Bestehen Sie aus medizinischen Gründen auf dem Original, lassen Sie dies vor dem Apothekenbesuch von Ihrem Arzt bestätigen: Ein Vermerk auf dem Rezept genügt, um die Erhöhung zu neutralisieren. Umgekehrt bedeutet das Verlangen nach dem Original aus blosser persönlicher Vorliebe, wissentlich einen höheren Beteiligungssatz zu akzeptieren. Diese Entscheidungen mit Arzt und Apotheke vorauszuplanen, bleibt der beste Schutz vor vermeidbaren Kosten.
Generika, Biosimilars und Qualität: Zweifel ausräumen
Viele Versicherte zögern noch aus Angst vor geringerer Qualität. Dabei hat ein in der Schweiz zugelassenes Generikum seine Bioäquivalenz mit dem Original nachgewiesen: derselbe Wirkstoff, dieselbe vom Körper aufgenommene Menge, dieselben Herstellungsanforderungen. Unterschiedlich sind nur Name, Aufmachung und einzelne Hilfsstoffe. Die Gesundheitsbehörden kontrollieren diese Produkte mit derselben Sorgfalt wie die Markenmedikamente auf der Spezialitätenliste.
Bei biologischen Arzneimitteln spricht man von Biosimilars statt von Generika, doch die Wirtschaftlichkeitslogik bleibt vergleichbar: validierte, günstigere Alternativen ohne Wirksamkeitsverlust fördern. Diese Alternativen anzunehmen, wenn sie angeboten und für Ihre Situation geeignet sind, hilft, Ihre Kosten zu begrenzen und allgemeiner den Anstieg der Gesundheitskosten zu bremsen, der auf den Prämien aller Versicherten lastet.
Häufige Fragen
Bin ich verpflichtet, das von der Apotheke vorgeschlagene Generikum anzunehmen?
Nein, es steht Ihnen frei, das Generikum abzulehnen und das Original zu verlangen. Existiert jedoch ein gleichwertiges, günstigeres Generikum und liegt kein medizinischer Grund für das Original vor, kann Ihr Selbstbehalt angehoben werden, in der Regel auf 20 % statt 10 %. Sie zahlen dann freiwillig mehr für eine vergleichbar wirksame Behandlung. Die Wahl liegt bei Ihnen, hat aber eine finanzielle Folge.
Hängt der differenzierte Selbstbehalt von meiner Krankenkasse oder meinem Kanton ab?

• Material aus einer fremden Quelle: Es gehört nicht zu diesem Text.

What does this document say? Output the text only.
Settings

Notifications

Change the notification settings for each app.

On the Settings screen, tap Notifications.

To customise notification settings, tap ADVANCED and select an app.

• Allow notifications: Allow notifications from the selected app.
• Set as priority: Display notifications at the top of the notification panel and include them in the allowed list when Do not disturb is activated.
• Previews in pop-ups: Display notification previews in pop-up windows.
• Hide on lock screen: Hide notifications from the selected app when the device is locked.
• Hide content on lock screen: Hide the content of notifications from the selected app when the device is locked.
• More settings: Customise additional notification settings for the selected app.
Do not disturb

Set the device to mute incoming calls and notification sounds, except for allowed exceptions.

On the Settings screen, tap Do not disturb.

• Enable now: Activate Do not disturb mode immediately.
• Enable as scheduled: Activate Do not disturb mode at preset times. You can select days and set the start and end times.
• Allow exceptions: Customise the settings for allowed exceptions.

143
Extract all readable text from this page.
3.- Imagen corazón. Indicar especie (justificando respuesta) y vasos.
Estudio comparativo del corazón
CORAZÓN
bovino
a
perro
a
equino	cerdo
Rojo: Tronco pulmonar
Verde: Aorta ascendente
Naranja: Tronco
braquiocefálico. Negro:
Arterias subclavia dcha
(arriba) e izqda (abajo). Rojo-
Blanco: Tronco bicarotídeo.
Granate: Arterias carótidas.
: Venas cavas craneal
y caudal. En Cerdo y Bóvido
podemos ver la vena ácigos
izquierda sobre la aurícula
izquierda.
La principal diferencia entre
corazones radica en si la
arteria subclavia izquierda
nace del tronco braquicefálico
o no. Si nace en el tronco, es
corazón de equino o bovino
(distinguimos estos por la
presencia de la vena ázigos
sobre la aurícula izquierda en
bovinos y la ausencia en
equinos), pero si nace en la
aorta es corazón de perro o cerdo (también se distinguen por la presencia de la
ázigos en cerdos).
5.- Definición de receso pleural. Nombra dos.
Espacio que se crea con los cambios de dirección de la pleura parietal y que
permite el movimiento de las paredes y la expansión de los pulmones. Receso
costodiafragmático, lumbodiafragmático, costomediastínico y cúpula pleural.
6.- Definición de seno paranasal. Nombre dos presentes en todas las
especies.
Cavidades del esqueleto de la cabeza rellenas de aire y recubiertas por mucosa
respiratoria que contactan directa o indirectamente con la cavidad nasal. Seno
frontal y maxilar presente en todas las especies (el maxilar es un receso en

Nein. Der differenzierte Selbstbehalt ist eine einheitliche Bundesregel, identisch in allen Krankenkassen und Kantonen, da er Teil der obligatorischen Grundversicherung (KVG) ist. Die Erhöhung gilt schweizweit nach denselben Kriterien: Vorhandensein eines austauschbaren Generikums, ausreichende Preisdifferenz und Fehlen einer medizinischen Gegenanzeige. Ihre Wahl der Krankenkasse hat somit keinen Einfluss auf diesen Mechanismus.
Kann mein Arzt mir den erhöhten Selbstbehalt ersparen?
Ja. Hält Ihr Arzt das Original für medizinisch notwendig, kann er es ausdrücklich auf dem Rezept vermerken und die Substitution blockieren. In diesem Fall behalten Sie den ordentlichen Selbstbehalt von 10 %, selbst wenn ein Generikum existiert. Dieser Vermerk muss auf einem echten klinischen Grund beruhen, etwa einer Unverträglichkeit eines Hilfsstoffs. Besprechen Sie dies mit Ihrem Arzt vor dem Apothekenbesuch.